Donna rolled her eyes. ‘No,’ said Pete. ‘It’s not like that. I used to call her my work wife, y’know? Like when you have somebody at work you can moan at, and who moans at you?’

‘No…’ said Donna.

‘Then she left when she had her little girl, and now she’s a freelance marketing consultant making a packet. She’s my mate, y’know? She and her husband let me stay at their place for a month when I split up with my ex, I’m her little girl’s godfather, that sort of thing.’

‘Right,’ said Donna. ‘Although… she can’t be that good a mate if she’s making you wear a light blue shirt on a date.’

‘Yeah. We’ll have to have words.’

They sipped their drinks again.

‘So when was that?’ asked Donna.

‘What?’

‘When you split up with your ex.’

Pete cast his eyes around the restaurant, as he did whenever he was asked an awkward question. It made him look shifty, rather than uncomfortable.
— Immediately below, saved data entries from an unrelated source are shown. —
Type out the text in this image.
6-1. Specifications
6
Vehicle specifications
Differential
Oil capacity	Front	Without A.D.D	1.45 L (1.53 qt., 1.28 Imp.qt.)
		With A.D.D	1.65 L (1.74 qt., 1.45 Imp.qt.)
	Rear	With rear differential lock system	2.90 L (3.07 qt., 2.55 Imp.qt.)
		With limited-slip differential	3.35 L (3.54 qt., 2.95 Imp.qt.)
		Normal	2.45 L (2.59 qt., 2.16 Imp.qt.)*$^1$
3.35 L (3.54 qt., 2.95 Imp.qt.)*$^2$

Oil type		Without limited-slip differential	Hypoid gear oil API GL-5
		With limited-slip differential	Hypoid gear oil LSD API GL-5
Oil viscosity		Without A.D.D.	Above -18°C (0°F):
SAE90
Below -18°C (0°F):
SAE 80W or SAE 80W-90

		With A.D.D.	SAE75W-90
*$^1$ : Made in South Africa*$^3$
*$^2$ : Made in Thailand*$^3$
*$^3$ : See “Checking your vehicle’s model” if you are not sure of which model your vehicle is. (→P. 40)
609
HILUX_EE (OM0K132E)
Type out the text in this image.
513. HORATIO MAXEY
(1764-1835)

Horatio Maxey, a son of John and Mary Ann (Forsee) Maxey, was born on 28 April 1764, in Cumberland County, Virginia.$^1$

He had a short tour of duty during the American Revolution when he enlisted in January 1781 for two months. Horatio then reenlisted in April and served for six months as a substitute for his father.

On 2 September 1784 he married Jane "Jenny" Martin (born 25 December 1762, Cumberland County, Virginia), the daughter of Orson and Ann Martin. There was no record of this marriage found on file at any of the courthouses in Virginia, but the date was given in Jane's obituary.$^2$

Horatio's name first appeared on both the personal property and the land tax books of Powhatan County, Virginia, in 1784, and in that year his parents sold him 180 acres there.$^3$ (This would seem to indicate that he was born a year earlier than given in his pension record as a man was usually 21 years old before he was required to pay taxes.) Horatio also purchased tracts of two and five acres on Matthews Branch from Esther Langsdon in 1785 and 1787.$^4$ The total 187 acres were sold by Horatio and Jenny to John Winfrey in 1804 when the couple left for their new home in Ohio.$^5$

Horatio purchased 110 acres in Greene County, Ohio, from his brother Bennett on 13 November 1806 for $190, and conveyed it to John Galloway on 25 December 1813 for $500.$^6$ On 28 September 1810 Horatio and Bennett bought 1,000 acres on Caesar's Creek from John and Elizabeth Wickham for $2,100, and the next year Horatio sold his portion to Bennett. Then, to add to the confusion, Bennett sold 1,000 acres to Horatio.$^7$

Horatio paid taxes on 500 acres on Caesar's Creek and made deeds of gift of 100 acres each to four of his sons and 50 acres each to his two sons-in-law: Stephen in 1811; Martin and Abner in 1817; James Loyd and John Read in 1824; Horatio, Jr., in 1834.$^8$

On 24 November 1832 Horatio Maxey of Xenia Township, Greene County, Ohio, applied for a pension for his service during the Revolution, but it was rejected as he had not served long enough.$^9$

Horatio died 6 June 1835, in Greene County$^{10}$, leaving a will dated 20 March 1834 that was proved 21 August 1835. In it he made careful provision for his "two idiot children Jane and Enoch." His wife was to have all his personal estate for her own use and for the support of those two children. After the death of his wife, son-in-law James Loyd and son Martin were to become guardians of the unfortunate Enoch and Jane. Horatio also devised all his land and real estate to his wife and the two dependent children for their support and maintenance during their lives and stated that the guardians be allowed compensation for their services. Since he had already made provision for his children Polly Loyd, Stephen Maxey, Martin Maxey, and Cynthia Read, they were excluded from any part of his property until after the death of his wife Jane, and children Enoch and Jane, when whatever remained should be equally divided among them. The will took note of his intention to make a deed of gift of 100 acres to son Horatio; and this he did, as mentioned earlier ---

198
‘About two… two and a half years ago. This is my first date since.’

‘Wow,’ said Donna. ‘How long were you together?’

‘Seven years. Ish.’

‘Long time. Any kids?’

For a moment Pete thought about the two blue lines and the second set of two blue lines – just to make sure – and the first scan, that turned out to be the only scan.

‘No.’

‘Brothers, sisters?’

‘Yeah, one brother, two sisters.’

‘Parents?’

‘Mum and dad. Not any more.’

‘I’m sorry,’ said Donna. ‘God, they must have been young when they…’

‘Yeah.’

‘Do you see much of your family?’

Pete sighed. ‘No. We kind of lost touch. You know how it is.’

‘I don’t. I wish I could lose touch with our Claudette. Sorry, we’ve got to the deep bit early, haven’t we?’ said Donna.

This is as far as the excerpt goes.